Mon but c’est de dire ici ce que j’aurais aimé que l’on m’ait dit quand j’étais

  • “l’ancien” à Wid’op, accueillant nos deux nouveaux employés — soit 20% d’augmentation de masse salariale à l’époque
  • le nouveau à Profilsoft, rejoignant un editeur de logiciel où l’application a 8 ans et les devs chacun plusieurs années d’expérience.
  • “l’ancien” à Profilsoft, accueillant 5 nouveaux developpeurs américains et scrum masters, passant d’une équipe de 4 dans un bureau, à une équipe de 11 sur 2 continents, 3 timezones et 4 bureaux.
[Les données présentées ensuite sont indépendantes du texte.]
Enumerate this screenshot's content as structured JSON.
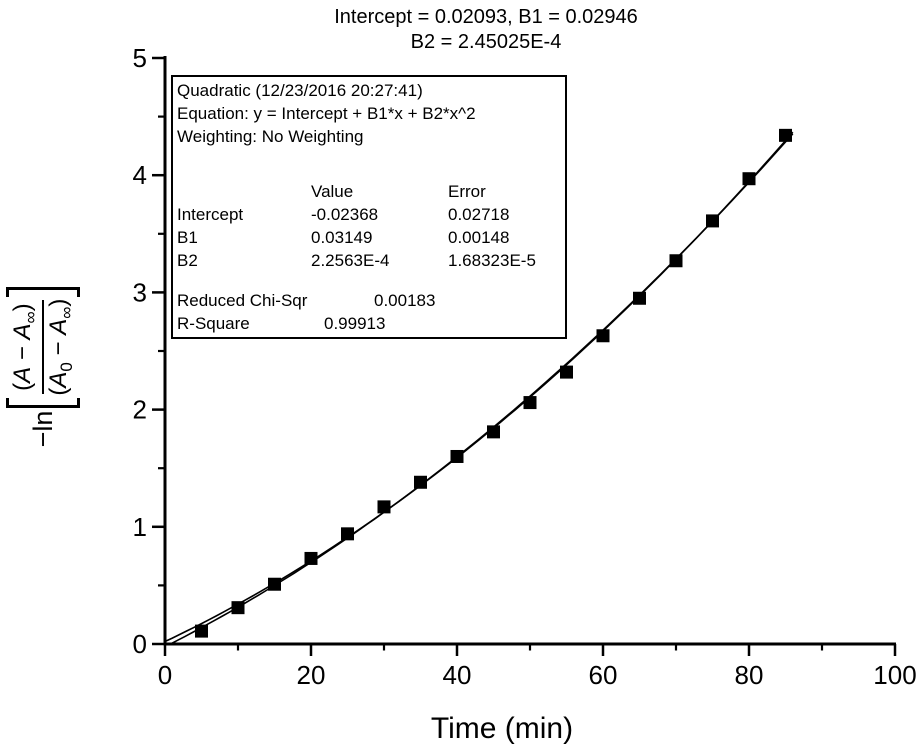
{
  "chart_data": {
    "type": "scatter",
    "title_lines": [
      "Intercept = 0.02093, B1 = 0.02946",
      "B2 = 2.45025E-4"
    ],
    "xlabel": "Time (min)",
    "ylabel_plain": "−ln[(A − A∞)/(A0 − A∞)]",
    "ylabel_math": {
      "prefix": "−ln",
      "numerator": "(A − A_∞)",
      "denominator": "(A_0 − A_∞)"
    },
    "xlim": [
      0,
      100
    ],
    "ylim": [
      0,
      5
    ],
    "x_major_ticks": [
      0,
      20,
      40,
      60,
      80,
      100
    ],
    "x_minor_ticks": [
      10,
      30,
      50,
      70,
      90
    ],
    "y_major_ticks": [
      0,
      1,
      2,
      3,
      4,
      5
    ],
    "y_minor_ticks": [
      0.5,
      1.5,
      2.5,
      3.5,
      4.5
    ],
    "grid": false,
    "legend_position": "top-left-inside",
    "marker": "filled-square",
    "color": "#000000",
    "x": [
      5,
      10,
      15,
      20,
      25,
      30,
      35,
      40,
      45,
      50,
      55,
      60,
      65,
      70,
      75,
      80,
      85
    ],
    "y": [
      0.11,
      0.31,
      0.51,
      0.73,
      0.94,
      1.17,
      1.38,
      1.6,
      1.81,
      2.06,
      2.32,
      2.63,
      2.95,
      3.27,
      3.61,
      3.97,
      4.34
    ],
    "fit_curves": [
      {
        "name": "quadratic-fit-from-table",
        "intercept": -0.02368,
        "b1": 0.03149,
        "b2": 0.00022563,
        "x_start": 0.76,
        "x_end": 86
      },
      {
        "name": "quadratic-fit-from-title",
        "intercept": 0.02093,
        "b1": 0.02946,
        "b2": 0.000245025,
        "x_start": 0,
        "x_end": 86
      }
    ],
    "fit_box": {
      "lines": [
        "Quadratic (12/23/2016 20:27:41)",
        "Equation: y = Intercept + B1*x + B2*x^2",
        "Weighting: No Weighting"
      ],
      "col_value": "Value",
      "col_error": "Error",
      "params": [
        {
          "label": "Intercept",
          "value": "-0.02368",
          "error": "0.02718"
        },
        {
          "label": "B1",
          "value": "0.03149",
          "error": "0.00148"
        },
        {
          "label": "B2",
          "value": "2.2563E-4",
          "error": "1.68323E-5"
        }
      ],
      "stats": [
        {
          "label": "Reduced Chi-Sqr",
          "value": "0.00183"
        },
        {
          "label": "R-Square",
          "value": "0.99913"
        }
      ]
    }
  }
}
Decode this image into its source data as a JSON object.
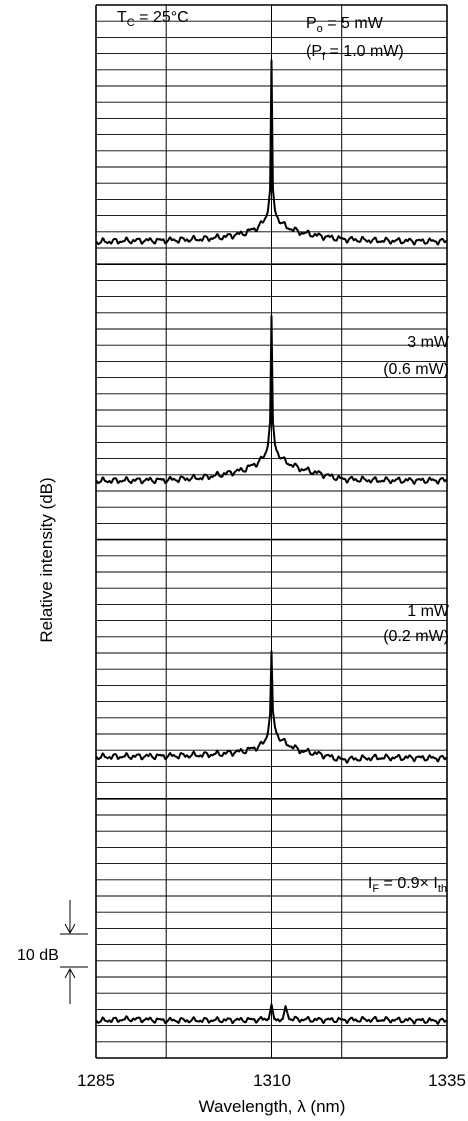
{
  "chart_data": {
    "type": "line",
    "title": "",
    "xlabel": "Wavelength, λ (nm)",
    "ylabel": "Relative intensity (dB)",
    "xlim": [
      1285,
      1335
    ],
    "x_ticks": [
      1285,
      1310,
      1335
    ],
    "grid": true,
    "scale_bar": {
      "label": "10 dB",
      "db": 10
    },
    "temperature_label": "T",
    "temperature_sub": "C",
    "temperature_value": " = 25°C",
    "panels": [
      {
        "power_prefix": "P",
        "power_sub": "o",
        "power_text": " = 5 mW",
        "front_prefix": "(P",
        "front_sub": "f",
        "front_text": " = 1.0 mW)",
        "peak_db": 55,
        "baseline_db": 0,
        "spectrum": {
          "x": [
            1285,
            1290,
            1295,
            1300,
            1303,
            1306,
            1308,
            1309,
            1309.5,
            1309.8,
            1310,
            1310.2,
            1310.5,
            1311,
            1312,
            1314,
            1317,
            1320,
            1325,
            1330,
            1335
          ],
          "y": [
            0,
            0.4,
            0.5,
            0.9,
            1.5,
            2.6,
            4.4,
            6.5,
            9.5,
            16,
            55,
            16,
            9.5,
            6.8,
            4.7,
            3.0,
            1.8,
            0.9,
            0.4,
            0.3,
            0.2
          ]
        }
      },
      {
        "power_text": "3 mW",
        "front_text": "(0.6 mW)",
        "peak_db": 50,
        "baseline_db": 0,
        "spectrum": {
          "x": [
            1285,
            1290,
            1295,
            1300,
            1303,
            1306,
            1308,
            1309,
            1309.5,
            1309.8,
            1310,
            1310.2,
            1310.5,
            1311,
            1312,
            1314,
            1317,
            1320,
            1325,
            1330,
            1335
          ],
          "y": [
            0,
            0.2,
            0.3,
            1.0,
            2.0,
            3.4,
            5.5,
            7.5,
            11,
            18,
            50,
            18,
            11,
            8.0,
            5.8,
            3.8,
            2.2,
            0.6,
            0.2,
            0.2,
            0.2
          ]
        }
      },
      {
        "power_text": "1 mW",
        "front_text": "(0.2 mW)",
        "peak_db": 32,
        "baseline_db": 0,
        "spectrum": {
          "x": [
            1285,
            1290,
            1295,
            1300,
            1303,
            1306,
            1308,
            1309,
            1309.5,
            1309.8,
            1310,
            1310.2,
            1310.5,
            1311,
            1312,
            1314,
            1317,
            1320,
            1325,
            1330,
            1335
          ],
          "y": [
            0,
            0.2,
            0.3,
            0.6,
            1.0,
            1.8,
            3.0,
            4.5,
            7.5,
            13,
            32,
            14,
            9.0,
            6.0,
            4.2,
            2.0,
            0.8,
            -0.8,
            -0.2,
            -0.2,
            -0.4
          ]
        }
      },
      {
        "power_text": "I",
        "power_sub": "F",
        "power_tail": " = 0.9× I",
        "power_tail_sub": "th",
        "peak_db": 5,
        "baseline_db": 0,
        "spectrum": {
          "x": [
            1285,
            1290,
            1295,
            1300,
            1305,
            1308,
            1309.6,
            1310,
            1310.4,
            1311,
            1311.6,
            1312,
            1312.5,
            1315,
            1320,
            1325,
            1330,
            1335
          ],
          "y": [
            0,
            0.6,
            0.2,
            0.2,
            0.3,
            0.4,
            0.6,
            5,
            0.6,
            0.5,
            0.6,
            4.5,
            0.6,
            0.4,
            0.3,
            0.4,
            0.2,
            0
          ]
        }
      }
    ]
  }
}
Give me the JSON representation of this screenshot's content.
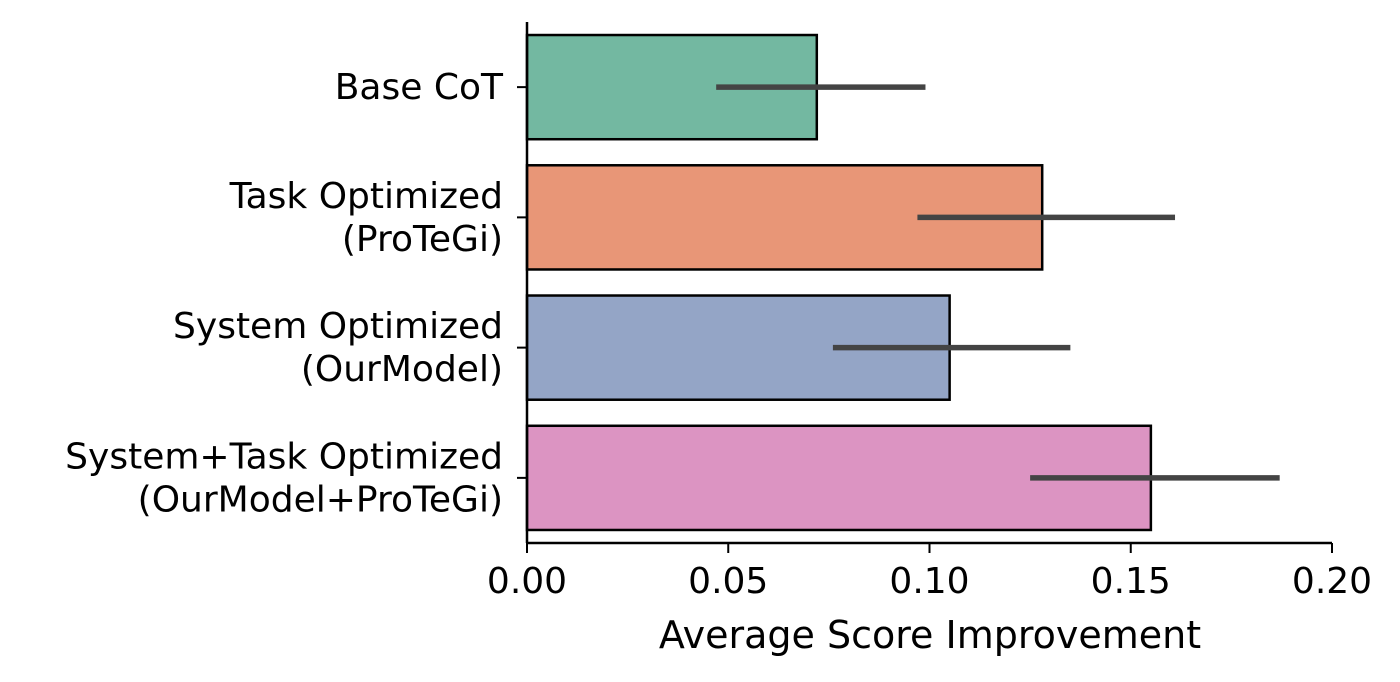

Définissons un peu ces gens, que l’on appelle “nouveau” ou “ancien”

Nouveau

“Non mais c’est quoi ce bordel… Tain je pige rien.”

Caractéristiques

Moins bien

  • Casse un peu les pieds à poser tout le temps des questions
  • Connaissance superficielle des projets, des process, des gens.
  • Dispersé, pouvant souffrir d’un deficit d’attention façon Bruce (Squirel! !)

Squirrel!

Plus mieux

  • Energique
  • Neuf et motivé (de toute façon il est encore en période d’essai, il a intêret)
  • Même hors menace de la période d’essai, quelqu’un joignant une entreprise est souvent sincèrement motivé pour s’investir, prendre ses marques et faire ses preuves.
  • Bref, chaud chaud chaud (à ne pas sous-estimer)

Ancien

“Ah oui, mais en fait faut que je t’explique. A l’époque, on a fait ça pour…”

Caracteristiques

Moins bien

  • Il a souvent beaucoup de travail. En tout cas il est souvent très occupé. La causalité entre ces deux états n’étant pas obligatoirement présente.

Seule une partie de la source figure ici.